Birkenstock annonce une augmentation des prix de ses chaussures pour compenser les tarifs américains
Birkenstock a décidé d’augmenter globalement les prix de ses chaussures afin de contrer l’impact des tarifs imposés par le président Donald Trump. Cette hausse sera limitée à un chiffre faible et aura lieu dans tous les marchés où la marque est présente.
Stratégie de prix
Lors d’un appel aux investisseurs, Ivica Krolo, le chef des finances de Birkenstock, a confirmé cette stratégie en déclarant qu’il leur était nécessaire d’appliquer une « augmentation de prix à un chiffre faible à l’échelle mondiale » pour compenser pleinement l’impact tarifaire.

Production et origine des matériaux
La marque allemande souligne que sa production est majoritairement européenne, avec 100 % de ses produits fabriqués sur le continent et 96 % de ses matériaux également sources européennes, réduisant ainsi son exposition aux impacts tarifaires imposés par les États-Unis.
Impact des tarifs américains
Le 2 avril dernier, Trump avait annoncé que des tarifs supplémentaires de 10 % s’appliqueraient aux marchandises importées aux États-Unis, y compris celles provenant de l’Union européenne. Cependant, une pause de 90 jours sur ces tarifs a été annoncée le 9 avril pour permettre des négociations commerciales.
Optimisation de la production
Krolo a indiqué que ces nouvelles mesures ne modifieraient pas la structure globale des prix chez Birkenstock. Les chaussures les plus populaires du fabricant, telles que les modèles Arizona et Boston, sont vendues autour de 150 $, mais il n’a pas précisé quelle serait l’ampleur exacte des augmentations ni quels modèles pourraient être concernés.

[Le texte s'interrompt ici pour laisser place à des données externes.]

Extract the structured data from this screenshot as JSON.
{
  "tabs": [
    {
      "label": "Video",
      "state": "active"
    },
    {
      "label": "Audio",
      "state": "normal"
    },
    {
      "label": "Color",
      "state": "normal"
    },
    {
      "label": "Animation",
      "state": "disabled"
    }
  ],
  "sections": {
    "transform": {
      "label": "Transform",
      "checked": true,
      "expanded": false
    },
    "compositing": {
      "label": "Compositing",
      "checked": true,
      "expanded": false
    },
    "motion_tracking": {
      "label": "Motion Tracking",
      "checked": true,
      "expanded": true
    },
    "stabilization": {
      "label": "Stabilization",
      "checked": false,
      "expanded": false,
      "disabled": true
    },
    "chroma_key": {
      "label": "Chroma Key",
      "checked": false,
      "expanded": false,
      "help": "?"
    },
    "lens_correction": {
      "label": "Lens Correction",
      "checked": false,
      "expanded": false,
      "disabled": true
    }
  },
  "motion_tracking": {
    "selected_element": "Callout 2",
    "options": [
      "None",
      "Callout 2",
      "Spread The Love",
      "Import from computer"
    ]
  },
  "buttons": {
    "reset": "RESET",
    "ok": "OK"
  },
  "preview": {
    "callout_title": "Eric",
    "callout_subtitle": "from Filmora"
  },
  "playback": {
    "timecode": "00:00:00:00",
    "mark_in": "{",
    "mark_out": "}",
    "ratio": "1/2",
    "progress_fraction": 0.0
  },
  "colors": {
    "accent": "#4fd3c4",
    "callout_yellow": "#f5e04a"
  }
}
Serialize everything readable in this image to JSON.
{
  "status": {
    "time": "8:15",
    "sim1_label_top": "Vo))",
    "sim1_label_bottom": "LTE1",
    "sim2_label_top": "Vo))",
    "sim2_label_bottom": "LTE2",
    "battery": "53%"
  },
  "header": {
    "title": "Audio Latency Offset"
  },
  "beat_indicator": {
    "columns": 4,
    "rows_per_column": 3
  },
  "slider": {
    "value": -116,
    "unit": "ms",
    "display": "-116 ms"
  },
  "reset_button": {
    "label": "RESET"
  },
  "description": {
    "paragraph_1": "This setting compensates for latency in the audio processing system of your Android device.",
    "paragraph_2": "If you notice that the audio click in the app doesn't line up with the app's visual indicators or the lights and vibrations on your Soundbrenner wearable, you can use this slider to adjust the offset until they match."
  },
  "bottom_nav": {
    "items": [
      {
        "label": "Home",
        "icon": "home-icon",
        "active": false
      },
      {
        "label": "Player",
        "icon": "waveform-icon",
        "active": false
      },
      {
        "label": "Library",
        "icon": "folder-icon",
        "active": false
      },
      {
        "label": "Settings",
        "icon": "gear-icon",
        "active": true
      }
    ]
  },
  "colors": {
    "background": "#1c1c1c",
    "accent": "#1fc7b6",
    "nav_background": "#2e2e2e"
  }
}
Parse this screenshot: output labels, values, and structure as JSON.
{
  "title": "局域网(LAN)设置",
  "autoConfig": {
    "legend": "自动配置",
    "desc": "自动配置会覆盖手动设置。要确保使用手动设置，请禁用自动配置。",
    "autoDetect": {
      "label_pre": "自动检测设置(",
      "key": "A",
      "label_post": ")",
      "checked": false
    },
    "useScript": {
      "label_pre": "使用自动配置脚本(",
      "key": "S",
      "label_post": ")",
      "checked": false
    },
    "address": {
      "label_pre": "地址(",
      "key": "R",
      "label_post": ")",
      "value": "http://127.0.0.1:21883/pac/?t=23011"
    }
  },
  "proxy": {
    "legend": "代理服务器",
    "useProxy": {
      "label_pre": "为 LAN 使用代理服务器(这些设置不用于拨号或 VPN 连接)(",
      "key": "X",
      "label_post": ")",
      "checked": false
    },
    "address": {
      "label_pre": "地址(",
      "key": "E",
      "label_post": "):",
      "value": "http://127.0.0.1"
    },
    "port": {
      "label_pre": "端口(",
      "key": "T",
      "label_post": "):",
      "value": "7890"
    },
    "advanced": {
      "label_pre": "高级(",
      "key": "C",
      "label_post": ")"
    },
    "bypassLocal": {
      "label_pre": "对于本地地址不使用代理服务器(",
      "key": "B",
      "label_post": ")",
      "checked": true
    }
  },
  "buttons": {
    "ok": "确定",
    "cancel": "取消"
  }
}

Pour atténuer davantage l’impact économique lié aux tarifs américains, Birkenstock envisage également d’optimiser sa production et d’améliorer ses négociations avec les fournisseurs.
Performance financière
Au dernier trimestre, la société a enregistré une croissance impressionnante avec une augmentation de 19 % par rapport à l’année précédente et un chiffre d’affaires total atteignant 574,3 millions d’euros, soit environ 643,2 millions $. Les ventes en Amérique ont constitué la majorité du revenu trimestriel avec 312,5 millions d’euros, suivies par le marché européen où elle a gagné 212,8 millions d’euros, tandis que la région Asie-Pacifique a contribué avec seulement 47,8 millions d’euros.
Les responsables n’ont pas encore révélé des détails sur le calendrier exact ou le montant précis proposé pour ces augmentations futures.